By bomber? From Wiki: "From April to June 1940, the Luftwaffe laid 1,000 mines in British waters." That's 10% of what we need at minimum. "The Heinkel He 115 could carry two medium or one large mine while the Heinkel He 59, Dornier Do 18, Junkers Ju 88 and Heinkel He 111 could carry more." Assume 5 (?). That's 2200 aircraft sorties... assuming they don't have anything better to do. Laying them by surface ship? Please... Maybe the Kriegsmarine could train hippos to carry them into position?
And that's assuming the Royal Navy isn't busily trying to clear paths and lay mines while the Germans try to sweep mines and lay a barrage. The RN did have a couple of specialized, extremely-fast minelayers and a large number of pre-built minesweepers. Germany had... well, bupkis is what they had. Bupkis is what they had for every important naval asset needed for SeaLion.
Oh, and:
4) The Channel is not shallow. Most German mines, from what I can tell, were large and powerful but intended to work in relatively shallow water - the explosion causes a water-hammer that breaks the ship's keel. But... over most of its width - the Channel is not shallow, so you need a mine that can be tethered at a reasonable depth.
So... no. Just not happening.
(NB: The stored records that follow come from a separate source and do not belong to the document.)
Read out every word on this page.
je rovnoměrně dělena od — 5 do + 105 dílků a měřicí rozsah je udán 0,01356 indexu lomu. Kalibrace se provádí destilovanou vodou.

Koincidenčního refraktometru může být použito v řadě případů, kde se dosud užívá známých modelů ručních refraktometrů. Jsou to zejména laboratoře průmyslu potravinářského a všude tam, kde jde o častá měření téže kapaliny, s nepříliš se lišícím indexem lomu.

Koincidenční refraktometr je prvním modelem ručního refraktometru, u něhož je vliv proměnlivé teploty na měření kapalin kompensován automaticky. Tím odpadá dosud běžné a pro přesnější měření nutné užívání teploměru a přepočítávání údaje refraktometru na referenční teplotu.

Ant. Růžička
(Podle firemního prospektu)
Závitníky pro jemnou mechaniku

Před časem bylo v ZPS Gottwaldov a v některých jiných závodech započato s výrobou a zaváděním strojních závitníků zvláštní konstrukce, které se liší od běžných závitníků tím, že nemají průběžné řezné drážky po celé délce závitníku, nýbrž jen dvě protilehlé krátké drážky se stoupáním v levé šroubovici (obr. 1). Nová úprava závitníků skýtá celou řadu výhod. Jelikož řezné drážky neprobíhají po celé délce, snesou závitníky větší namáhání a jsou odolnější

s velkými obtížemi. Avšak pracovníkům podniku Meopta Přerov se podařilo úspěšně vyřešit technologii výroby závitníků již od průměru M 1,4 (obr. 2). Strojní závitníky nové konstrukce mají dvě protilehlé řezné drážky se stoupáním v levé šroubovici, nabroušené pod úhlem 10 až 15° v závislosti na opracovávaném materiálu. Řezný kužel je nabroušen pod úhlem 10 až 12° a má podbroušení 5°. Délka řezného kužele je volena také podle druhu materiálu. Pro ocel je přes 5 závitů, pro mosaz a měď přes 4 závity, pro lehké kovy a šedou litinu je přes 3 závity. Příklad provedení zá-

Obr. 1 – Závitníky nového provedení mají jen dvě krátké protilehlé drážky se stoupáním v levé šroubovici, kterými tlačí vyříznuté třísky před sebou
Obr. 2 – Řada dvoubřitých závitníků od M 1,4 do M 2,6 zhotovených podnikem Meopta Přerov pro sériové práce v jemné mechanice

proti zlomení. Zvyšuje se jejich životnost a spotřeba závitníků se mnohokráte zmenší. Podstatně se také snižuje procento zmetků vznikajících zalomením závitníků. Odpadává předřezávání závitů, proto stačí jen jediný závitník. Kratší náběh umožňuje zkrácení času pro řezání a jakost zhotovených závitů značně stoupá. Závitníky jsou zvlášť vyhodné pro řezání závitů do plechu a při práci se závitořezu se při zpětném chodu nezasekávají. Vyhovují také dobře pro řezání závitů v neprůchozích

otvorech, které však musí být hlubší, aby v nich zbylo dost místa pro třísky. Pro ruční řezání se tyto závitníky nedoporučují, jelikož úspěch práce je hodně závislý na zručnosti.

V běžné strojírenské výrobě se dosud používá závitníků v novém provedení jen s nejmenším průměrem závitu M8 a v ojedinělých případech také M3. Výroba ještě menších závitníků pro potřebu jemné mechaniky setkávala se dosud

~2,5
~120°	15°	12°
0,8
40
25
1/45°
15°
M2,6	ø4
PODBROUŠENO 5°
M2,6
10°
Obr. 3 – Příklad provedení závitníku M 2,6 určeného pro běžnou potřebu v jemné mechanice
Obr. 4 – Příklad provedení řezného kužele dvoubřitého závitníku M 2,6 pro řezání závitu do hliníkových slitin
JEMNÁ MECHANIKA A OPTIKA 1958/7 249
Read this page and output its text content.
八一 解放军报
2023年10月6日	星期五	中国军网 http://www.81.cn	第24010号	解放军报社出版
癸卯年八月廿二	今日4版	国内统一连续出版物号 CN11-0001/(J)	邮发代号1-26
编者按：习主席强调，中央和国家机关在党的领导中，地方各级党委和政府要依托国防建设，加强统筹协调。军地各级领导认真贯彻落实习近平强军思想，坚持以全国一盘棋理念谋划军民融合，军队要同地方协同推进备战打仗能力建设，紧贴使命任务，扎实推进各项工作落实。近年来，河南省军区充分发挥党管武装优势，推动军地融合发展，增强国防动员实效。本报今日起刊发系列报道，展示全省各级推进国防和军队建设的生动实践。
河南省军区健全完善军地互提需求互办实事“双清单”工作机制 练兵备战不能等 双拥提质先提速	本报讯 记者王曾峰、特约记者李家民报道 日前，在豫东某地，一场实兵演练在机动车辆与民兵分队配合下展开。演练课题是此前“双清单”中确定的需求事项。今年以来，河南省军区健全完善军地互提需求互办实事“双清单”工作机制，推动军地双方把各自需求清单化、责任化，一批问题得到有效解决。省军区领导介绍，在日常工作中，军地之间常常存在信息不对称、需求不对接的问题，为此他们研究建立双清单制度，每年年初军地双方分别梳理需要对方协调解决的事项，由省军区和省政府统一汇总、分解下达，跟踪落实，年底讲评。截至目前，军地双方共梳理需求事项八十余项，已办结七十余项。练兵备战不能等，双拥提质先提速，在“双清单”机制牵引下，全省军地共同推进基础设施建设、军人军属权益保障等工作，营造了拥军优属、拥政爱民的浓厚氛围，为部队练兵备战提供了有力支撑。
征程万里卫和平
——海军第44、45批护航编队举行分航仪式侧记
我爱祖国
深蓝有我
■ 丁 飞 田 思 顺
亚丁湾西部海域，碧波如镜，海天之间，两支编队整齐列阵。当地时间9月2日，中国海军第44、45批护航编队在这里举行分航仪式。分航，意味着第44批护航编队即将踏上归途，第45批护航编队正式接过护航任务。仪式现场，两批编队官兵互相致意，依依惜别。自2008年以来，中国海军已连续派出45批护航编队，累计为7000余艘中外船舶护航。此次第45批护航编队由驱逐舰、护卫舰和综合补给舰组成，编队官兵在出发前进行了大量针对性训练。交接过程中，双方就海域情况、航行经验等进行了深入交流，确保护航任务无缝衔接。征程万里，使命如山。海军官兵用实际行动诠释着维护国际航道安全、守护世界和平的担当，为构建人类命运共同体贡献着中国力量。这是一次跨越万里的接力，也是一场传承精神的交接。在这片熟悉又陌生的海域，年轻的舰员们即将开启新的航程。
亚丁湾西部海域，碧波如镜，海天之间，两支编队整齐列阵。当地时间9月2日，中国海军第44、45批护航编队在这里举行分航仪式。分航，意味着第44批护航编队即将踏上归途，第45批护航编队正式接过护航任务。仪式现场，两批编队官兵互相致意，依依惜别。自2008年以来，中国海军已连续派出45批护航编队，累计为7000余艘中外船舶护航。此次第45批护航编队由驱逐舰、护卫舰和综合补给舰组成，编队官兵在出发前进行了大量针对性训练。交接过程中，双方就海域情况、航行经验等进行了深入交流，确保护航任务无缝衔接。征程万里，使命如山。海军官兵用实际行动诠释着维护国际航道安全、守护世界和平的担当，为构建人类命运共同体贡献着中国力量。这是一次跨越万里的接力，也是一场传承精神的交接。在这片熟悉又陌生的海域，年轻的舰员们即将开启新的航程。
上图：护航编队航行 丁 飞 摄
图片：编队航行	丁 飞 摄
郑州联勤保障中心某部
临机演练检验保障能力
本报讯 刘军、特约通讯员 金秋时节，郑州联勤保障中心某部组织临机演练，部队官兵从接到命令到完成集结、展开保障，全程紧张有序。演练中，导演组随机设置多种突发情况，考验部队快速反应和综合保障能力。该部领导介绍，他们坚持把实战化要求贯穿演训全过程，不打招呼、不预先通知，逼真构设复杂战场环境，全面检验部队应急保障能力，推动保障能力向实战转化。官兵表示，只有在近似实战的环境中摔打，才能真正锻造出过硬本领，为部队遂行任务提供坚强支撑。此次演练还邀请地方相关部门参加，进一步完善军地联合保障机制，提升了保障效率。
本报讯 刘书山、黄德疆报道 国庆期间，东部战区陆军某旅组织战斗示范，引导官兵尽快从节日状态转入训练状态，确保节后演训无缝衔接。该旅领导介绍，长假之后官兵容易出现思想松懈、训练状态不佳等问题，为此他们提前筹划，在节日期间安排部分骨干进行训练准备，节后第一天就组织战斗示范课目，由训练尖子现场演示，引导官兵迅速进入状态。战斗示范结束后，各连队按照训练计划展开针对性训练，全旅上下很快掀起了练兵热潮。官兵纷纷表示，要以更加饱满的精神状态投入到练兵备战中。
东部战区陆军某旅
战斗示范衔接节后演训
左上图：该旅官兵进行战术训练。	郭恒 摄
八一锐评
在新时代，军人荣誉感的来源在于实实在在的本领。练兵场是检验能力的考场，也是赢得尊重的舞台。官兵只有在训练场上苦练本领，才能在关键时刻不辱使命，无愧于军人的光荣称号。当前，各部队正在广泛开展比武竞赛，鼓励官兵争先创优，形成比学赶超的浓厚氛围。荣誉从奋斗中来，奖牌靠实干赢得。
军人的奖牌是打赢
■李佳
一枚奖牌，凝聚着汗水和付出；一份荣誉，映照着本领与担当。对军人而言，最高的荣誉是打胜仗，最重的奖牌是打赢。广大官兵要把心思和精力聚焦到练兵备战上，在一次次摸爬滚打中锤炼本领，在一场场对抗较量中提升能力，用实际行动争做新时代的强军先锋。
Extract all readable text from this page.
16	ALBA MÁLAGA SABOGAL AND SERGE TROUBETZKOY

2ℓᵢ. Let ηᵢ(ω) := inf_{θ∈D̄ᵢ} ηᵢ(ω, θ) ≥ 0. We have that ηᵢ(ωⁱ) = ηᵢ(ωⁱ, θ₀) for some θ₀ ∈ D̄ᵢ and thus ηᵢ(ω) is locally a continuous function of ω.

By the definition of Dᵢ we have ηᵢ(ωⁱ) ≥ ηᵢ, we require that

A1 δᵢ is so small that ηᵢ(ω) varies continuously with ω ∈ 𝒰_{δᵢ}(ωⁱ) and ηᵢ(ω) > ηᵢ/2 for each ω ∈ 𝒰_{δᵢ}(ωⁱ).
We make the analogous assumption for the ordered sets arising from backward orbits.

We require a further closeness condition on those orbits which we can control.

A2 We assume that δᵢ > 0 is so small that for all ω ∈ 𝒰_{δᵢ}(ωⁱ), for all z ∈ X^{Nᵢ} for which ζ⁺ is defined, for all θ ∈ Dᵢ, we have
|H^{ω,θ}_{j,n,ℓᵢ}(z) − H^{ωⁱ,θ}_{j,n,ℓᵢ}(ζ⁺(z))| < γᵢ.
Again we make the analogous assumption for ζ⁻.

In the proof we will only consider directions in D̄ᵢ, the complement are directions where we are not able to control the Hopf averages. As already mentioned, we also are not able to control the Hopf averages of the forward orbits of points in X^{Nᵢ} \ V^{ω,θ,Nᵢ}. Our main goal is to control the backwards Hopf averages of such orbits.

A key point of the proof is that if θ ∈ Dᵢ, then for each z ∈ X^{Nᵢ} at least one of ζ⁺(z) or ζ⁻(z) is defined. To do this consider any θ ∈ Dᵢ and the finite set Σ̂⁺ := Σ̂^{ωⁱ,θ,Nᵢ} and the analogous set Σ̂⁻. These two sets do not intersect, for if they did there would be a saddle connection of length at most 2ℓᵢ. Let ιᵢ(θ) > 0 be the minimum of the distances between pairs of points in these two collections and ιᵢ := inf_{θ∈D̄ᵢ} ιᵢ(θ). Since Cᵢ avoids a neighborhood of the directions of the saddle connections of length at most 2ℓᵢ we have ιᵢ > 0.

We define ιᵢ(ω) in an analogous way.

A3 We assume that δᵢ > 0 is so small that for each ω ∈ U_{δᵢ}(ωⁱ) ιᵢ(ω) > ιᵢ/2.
Unless Germany starts prepping for SeaLion from 1933-36 there's no way they have the assets. No landing craft, no amphib doctrine, no minesweepers and layers, no naval assets in any significant quantity. I (and other sensible people) keep saying: all you have to do to test the SeaLion hypothesis is to look at Overlord. Germany fails to have ANY of the factors deemed essential for Overlord - air cover, naval assets, landing craft and a developed amphib doctrine including combat loading of supplies, friendly scouts on the ground, follow-on troops, and logistics - logistics - logistics.